Gemtuzumab ozogamicin reduces relapse risk in FLT3/ITD acute myeloid leukemia: a report from the Children's Oncology Group
Mené sur 183 patients pédiatriques atteints d'une leucémie myéloïde aiguë avec duplications internes en tandem du gène FLT3, cet essai évalue l'efficacité et la toxicité de l'ajout de gemtuzumab ozogamicine à un traitement de référence combinant chimiothérapie et greffe de cellules souches hématopoïétiques
Purpose:Gemtuzumab ozogamicin (GO), a calicheamicin-conjugated monoclonal antibody against CD33, has been used in the treatment of acute myeloid leukemia (AML).

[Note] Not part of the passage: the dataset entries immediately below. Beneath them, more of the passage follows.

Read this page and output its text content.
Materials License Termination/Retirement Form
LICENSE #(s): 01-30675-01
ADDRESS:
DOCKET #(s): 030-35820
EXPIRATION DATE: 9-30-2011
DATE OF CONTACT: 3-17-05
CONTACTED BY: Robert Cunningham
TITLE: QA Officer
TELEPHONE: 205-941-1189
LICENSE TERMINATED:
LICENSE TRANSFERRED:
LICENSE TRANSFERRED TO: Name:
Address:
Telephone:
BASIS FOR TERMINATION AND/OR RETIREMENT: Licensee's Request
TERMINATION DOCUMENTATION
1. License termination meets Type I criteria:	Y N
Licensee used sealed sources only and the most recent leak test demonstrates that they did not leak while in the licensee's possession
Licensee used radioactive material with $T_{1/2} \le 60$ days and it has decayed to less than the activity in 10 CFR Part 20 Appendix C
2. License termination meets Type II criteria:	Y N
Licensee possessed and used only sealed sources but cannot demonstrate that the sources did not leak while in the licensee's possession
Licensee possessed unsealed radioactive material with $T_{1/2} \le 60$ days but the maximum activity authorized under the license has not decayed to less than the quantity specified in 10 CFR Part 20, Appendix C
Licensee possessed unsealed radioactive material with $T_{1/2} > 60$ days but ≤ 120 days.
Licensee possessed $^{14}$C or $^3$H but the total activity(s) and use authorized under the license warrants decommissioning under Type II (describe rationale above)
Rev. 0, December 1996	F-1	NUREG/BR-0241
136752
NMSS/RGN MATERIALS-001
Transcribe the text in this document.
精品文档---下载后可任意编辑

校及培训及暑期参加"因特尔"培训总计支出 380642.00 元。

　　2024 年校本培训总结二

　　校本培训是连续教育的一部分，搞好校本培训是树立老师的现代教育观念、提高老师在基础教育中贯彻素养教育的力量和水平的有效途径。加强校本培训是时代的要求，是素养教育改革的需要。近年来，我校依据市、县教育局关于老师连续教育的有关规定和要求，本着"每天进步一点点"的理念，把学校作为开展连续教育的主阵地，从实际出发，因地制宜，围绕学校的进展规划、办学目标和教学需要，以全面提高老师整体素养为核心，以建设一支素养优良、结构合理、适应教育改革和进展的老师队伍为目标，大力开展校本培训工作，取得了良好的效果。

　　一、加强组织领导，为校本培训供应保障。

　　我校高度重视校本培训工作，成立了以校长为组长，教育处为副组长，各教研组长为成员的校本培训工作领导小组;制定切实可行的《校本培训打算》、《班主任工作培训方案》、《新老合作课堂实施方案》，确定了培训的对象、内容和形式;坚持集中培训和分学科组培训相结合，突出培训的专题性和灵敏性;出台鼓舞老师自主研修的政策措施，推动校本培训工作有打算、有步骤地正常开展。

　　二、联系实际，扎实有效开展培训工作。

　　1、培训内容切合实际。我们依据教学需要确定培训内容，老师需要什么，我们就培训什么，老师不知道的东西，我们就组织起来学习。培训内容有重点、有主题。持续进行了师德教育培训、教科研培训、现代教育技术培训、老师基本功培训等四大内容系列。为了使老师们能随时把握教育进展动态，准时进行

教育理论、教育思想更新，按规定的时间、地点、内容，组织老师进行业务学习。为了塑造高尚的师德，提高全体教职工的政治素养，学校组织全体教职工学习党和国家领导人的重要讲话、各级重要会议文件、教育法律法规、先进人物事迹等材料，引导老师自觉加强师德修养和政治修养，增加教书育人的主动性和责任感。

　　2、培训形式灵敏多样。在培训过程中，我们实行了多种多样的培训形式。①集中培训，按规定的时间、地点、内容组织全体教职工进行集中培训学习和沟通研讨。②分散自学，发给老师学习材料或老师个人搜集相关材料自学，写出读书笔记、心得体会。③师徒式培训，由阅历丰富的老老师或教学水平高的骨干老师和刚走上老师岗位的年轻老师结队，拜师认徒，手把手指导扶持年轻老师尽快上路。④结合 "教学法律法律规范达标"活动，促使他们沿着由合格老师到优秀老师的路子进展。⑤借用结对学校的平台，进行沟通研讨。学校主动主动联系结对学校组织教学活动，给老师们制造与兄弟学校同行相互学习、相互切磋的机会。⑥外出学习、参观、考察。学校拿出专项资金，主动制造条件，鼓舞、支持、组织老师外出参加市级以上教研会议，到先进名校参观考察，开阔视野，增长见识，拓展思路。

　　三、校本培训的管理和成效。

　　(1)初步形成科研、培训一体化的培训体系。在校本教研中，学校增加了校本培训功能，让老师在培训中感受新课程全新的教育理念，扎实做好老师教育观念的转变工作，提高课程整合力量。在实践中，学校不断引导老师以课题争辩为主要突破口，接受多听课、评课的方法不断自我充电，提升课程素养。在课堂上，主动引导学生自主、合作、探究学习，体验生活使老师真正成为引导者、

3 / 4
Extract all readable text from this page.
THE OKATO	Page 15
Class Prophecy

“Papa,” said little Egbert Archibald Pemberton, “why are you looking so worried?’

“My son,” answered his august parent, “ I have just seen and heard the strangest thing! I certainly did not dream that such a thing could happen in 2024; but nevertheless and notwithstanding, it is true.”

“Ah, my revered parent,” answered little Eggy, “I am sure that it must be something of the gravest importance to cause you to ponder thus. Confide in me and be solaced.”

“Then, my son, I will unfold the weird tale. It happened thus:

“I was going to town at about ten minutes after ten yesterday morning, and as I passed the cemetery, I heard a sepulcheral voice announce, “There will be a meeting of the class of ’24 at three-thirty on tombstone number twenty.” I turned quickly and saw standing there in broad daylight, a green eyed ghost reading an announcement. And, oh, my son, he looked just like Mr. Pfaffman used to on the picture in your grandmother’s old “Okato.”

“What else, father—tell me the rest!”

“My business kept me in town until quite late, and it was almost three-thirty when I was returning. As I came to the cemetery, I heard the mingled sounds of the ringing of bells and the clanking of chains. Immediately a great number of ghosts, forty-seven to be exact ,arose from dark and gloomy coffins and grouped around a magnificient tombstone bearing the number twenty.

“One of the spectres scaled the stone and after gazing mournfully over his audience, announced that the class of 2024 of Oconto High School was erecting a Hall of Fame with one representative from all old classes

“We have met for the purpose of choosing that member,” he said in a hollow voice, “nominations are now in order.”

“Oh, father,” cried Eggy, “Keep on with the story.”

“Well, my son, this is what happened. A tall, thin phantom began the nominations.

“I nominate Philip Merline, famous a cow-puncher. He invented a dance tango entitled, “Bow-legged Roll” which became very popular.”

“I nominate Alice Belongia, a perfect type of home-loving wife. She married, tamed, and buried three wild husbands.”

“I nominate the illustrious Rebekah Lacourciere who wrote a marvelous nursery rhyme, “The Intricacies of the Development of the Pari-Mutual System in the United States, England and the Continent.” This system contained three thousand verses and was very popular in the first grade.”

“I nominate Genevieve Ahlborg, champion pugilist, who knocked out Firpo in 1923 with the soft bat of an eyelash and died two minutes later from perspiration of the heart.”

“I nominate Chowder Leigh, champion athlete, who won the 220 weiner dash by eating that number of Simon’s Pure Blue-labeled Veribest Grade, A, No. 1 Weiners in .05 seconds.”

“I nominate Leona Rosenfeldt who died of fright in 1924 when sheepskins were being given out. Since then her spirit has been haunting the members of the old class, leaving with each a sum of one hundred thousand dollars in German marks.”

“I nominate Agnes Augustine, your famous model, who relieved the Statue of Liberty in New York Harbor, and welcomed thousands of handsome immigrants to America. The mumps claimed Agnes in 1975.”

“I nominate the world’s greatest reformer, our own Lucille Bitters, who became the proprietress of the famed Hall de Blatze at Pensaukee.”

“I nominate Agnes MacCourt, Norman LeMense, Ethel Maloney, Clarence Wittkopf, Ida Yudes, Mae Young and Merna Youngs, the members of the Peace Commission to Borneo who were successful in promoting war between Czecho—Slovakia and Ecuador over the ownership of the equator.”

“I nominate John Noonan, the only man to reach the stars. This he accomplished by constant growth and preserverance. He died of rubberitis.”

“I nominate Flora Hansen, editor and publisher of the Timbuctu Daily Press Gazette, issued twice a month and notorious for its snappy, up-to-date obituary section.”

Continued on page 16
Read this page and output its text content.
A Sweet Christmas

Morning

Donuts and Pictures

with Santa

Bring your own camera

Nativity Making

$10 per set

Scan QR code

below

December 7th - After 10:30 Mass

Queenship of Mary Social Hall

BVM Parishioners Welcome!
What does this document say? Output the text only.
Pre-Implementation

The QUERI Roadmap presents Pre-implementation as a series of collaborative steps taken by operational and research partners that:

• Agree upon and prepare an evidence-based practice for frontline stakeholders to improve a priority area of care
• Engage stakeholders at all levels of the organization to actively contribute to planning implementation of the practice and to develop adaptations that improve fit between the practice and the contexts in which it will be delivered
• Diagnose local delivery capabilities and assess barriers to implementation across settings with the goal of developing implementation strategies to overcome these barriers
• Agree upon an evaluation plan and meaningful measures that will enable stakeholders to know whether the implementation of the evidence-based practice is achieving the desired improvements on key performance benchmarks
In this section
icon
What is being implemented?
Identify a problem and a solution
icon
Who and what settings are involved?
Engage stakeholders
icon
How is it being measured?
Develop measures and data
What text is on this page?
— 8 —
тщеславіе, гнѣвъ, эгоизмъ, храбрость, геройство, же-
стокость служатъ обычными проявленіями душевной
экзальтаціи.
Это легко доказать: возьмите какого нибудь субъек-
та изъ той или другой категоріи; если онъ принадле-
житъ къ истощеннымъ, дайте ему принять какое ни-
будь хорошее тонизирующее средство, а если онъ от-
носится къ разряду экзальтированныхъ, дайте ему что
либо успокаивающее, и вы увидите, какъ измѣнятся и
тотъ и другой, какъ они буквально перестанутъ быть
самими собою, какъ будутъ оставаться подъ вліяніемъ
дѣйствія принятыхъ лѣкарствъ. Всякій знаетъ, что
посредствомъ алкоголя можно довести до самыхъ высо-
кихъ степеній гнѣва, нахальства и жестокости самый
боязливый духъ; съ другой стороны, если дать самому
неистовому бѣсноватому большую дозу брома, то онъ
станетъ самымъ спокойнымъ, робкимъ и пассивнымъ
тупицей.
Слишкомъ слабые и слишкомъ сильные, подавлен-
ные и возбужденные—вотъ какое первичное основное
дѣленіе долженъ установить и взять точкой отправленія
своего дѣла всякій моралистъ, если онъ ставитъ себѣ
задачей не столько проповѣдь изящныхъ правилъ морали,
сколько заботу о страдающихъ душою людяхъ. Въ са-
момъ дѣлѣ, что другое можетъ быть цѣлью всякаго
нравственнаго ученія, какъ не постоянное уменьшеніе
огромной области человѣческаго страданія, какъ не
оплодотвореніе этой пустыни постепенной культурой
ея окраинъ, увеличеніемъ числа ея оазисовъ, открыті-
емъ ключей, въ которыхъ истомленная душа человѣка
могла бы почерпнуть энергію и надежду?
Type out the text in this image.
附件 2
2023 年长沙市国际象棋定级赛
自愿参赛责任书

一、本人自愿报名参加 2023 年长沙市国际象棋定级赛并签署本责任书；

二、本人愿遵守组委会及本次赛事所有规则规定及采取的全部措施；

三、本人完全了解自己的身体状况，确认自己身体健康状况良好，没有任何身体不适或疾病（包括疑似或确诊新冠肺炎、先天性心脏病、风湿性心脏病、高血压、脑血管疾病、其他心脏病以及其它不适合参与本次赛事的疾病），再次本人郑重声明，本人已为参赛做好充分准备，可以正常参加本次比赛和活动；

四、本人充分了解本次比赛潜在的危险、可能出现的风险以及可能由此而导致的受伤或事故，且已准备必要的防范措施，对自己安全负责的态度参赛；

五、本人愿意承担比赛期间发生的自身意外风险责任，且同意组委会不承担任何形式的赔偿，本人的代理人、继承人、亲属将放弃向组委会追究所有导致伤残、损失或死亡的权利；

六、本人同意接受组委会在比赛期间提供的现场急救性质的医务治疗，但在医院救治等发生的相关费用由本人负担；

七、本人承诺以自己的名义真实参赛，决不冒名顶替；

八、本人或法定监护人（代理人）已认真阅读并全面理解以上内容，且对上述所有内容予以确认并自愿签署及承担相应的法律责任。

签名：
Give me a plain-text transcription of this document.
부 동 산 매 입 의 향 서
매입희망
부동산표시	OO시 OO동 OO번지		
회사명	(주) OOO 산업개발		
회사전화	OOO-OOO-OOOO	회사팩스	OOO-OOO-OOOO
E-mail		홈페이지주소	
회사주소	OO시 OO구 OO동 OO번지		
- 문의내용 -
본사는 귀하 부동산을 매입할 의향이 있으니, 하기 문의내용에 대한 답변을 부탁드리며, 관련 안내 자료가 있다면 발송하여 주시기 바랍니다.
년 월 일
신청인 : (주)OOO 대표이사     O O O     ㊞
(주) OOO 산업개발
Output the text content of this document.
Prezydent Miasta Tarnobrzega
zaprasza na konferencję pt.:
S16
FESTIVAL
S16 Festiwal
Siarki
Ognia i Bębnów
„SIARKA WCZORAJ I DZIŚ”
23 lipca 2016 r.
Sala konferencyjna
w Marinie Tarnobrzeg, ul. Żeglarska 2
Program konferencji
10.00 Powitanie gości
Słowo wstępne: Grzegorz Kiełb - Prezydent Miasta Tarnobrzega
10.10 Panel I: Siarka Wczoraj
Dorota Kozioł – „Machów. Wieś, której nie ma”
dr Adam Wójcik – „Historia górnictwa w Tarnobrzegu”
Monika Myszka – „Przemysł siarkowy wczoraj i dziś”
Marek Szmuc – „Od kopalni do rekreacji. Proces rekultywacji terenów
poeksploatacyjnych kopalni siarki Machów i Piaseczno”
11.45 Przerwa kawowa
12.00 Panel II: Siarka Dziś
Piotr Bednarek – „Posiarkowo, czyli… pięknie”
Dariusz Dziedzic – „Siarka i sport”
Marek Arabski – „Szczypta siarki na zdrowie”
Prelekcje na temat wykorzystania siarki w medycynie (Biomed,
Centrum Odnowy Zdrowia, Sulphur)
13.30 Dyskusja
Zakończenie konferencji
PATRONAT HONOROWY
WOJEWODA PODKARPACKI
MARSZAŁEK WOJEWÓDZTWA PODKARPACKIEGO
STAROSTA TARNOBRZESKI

We evaluated the impact of the addition of GO to standard chemotherapy and hematopoietic stem cell transplant (HCT) in patients with FLT3/ITD. Experimental Design:We analyzed children with FLT3/ITD-positive AML (n=183) treated on 2 consecutive Children's Oncology Group (COG) AML trials (NCT00070174 and NCT00372593). Outcomes were assessed for FLT3/ITD patients receiving standard chemotherapy with or without GO (GO vs. No-GO respectively), and the impact of consolidation HCT for high-risk FLT3/ITD patients (high FLT3/ITD allelic ratio [ITD-AR]). Results:For all FLT3/ITD patients, complete remission (CR) rates for the GO vs. No-GO cohorts were identical (64% vs. 64%; p=0.98). Relapse rate (RR) after initial CR was 37% for GO recipients vs. 59% for No-GO recipients (p=0.02), disease free survival (DFS) was similar (47% vs. 41%; p=0.45), with higher treatment related mortality (TRM) in GO recipients (16% vs. 0%; p=0.008). Among high risk FLT3/ITD patients with high ITD-AR, those who received HCT in first CR with prior exposure to GO had a significant reduction in RR (15% vs. 53%; p=0.007), with a corresponding DFS of 65% vs. 40% (p=0.079), and higher TRM (19% vs. 7%; p=0.08). Conclusions:CD33 targeting with HCT consolidation may be an important therapeutic strategy in high risk FLT3/ITD AML and its efficacy and associated toxicity warrant further investigation.